TIFS会員インタビューVol.22 地域に根ざすITコンサルが旅づくりを始めた理由、岡山発・小さな旅行業の試行錯誤-ITプラン・ツーリズム・センター太田記生氏

  • 2025年12月1日
  • 出典:一般社団法人新観光創造連合会(TIFS)
-ご自身のコンサルタントとしての知見から見て、旅行業界のIT化やDXが直面する課題は何でしょうか?

太田 旅行業はコンサルティング業務に比べ、超低利益率です。銀行の方もこの利益率に驚かれるほどです。この超低利益率が、観光業界のIT化やDXが遅れている根源にあると考えています。

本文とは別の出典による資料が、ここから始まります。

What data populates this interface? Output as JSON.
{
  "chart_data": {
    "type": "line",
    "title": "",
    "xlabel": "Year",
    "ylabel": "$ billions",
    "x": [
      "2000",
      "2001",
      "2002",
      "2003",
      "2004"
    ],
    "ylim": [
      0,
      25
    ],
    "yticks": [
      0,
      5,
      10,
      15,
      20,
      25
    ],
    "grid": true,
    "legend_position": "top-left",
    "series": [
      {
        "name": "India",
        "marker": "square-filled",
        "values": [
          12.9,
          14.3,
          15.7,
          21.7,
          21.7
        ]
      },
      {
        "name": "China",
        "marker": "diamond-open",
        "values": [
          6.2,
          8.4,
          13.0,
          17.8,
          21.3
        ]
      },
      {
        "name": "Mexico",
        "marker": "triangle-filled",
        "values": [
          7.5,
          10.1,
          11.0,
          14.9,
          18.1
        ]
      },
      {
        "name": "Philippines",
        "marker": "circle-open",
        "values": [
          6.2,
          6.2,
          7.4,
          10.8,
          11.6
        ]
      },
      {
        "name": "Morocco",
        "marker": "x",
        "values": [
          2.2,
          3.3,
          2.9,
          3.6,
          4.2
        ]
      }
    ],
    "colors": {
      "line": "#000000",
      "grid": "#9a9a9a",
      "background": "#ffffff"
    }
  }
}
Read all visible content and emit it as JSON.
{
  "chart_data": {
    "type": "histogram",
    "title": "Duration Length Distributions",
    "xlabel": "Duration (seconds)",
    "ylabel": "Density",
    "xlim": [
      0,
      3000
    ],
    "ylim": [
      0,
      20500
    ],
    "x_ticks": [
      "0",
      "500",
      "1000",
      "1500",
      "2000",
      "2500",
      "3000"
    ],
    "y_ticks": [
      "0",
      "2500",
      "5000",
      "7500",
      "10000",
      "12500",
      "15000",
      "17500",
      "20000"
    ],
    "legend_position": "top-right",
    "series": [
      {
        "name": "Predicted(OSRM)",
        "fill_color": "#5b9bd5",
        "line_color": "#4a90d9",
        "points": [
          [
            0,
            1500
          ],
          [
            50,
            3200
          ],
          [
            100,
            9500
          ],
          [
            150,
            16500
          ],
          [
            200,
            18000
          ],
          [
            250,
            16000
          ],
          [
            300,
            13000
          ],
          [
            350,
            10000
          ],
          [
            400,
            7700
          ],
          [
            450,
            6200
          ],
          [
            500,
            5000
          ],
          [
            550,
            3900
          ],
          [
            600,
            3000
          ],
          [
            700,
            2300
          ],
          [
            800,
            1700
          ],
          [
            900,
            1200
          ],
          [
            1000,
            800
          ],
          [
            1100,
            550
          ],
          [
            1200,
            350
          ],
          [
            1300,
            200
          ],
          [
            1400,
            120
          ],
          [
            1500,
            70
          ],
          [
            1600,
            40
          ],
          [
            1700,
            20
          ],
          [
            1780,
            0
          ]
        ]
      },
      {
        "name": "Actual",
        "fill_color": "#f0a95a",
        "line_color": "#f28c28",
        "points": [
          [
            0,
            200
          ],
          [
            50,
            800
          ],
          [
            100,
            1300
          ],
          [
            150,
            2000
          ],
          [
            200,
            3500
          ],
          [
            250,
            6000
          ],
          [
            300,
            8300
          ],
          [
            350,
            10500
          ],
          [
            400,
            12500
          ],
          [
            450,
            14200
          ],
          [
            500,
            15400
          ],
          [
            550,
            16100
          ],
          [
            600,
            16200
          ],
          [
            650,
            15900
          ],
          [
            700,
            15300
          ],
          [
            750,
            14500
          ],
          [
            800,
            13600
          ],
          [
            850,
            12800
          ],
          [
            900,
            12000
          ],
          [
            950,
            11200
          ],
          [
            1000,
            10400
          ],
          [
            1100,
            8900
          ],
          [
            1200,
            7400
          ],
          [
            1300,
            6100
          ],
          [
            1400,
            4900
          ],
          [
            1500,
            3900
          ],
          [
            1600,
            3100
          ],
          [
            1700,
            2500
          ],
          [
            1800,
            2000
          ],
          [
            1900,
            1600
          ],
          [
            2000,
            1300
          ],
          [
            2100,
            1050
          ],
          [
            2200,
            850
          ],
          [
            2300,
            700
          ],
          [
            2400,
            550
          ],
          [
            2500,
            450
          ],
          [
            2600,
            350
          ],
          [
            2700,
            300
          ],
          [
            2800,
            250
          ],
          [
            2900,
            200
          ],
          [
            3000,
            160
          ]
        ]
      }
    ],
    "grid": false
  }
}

 観光業界ではDXが叫ばれていますが、全ての旅行会社がDXを進めるべきだとは思いません。一定の規模になってくるとIT化した方が業務効率化されますが、それにはコストがかかります。利益が出ていないのにDXだけやりましょう、とは言えません。業務が効率化されたところで、それに見合う収入が増えなければ意味がないからです。

 もし資金調達できる体力があればIT投資をしてもいいと思いますが、そうでない場合は、まず利益を出すところが先であり、DXは2番目となるでしょう。一方、弊社のような今から旅行業をスタートするような会社であれば、現行業務を改革する手間が不要ですので、最初からIT投資を優先すべきだと考えます。

 非常に象徴的ですが、現在、私のITコンサルティングの顧客リストには、観光系の企業は一社もいません。旅行業界のIT化、DXにも関わっていきたいのが私の願いです。

 また、生成AI(GeminiやChatGPT)が綺麗な旅行のモデルケースを作れるようになり、「旅行企画は自分で考えるから結構です」というお客様が増え、旅行業者の価値の差別化が難しくなっていることも、大きな課題だと感じています。

-超低利益率から脱却するために、今後の展望をどのように描いていますか?

太田 超低利益率から脱却し、求める顧客ターゲットにたどり着くために、私はインバウンドをしっかりと掴んでいきたいと考えています。特にターゲットとしたいのは、私が英語を喋れることから英語圏の人たちです。また、岡山に飛行機が来ている台湾やソウル、上海も有力なターゲットです。

 以前ドバイに行った際、観光に関する大半の情報にアラビア語と英語が併記されていることに感動しました。こうした高いレベルのホスピタリティや情報提供を求める層は、岡山にも魅力を感じてくれるのではないかと期待しています。岡山には病院も多いため、メディカルツーリズムも考えましたが、旅行会社と病院の連携は非常に難しかったという事実があり、まだ色々と模索検討中です。

-最後に、トラベルビジョン読者である旅行・観光業界の従事者へメッセージをお願いします。

太田 AIとの共存がテーマとなる時代において、旅行業の価値は、単なる日程表作りではありません。私たちの強みは、地元の人と交流したい、その土地のことに不案内で怖いからサポートしてほしい、というお客様の根源的な不安や要望に応えることです。

 収益性の問題からIT化が進まないのは事実ですが、他社がやらないからうちもやらなくていい、という発想は危険です。他社は他社、うちはうちで考え、自社がどういう方向に行きたいのかを明確にすることが必要です。まずは利益に見合った投資からスタートすること、そして、自社のビジョンと収益性に見合ったビジネス、取引先、お客様を大切にするという意識の切り替えが、低利益率から脱却し、業界が成長していくための鍵になると信じています。

 岡山という地域に根ざし、ITの力を活用しながら、世界に誇れる独自の体験型旅行を創出していくことが、私の今後の目標です。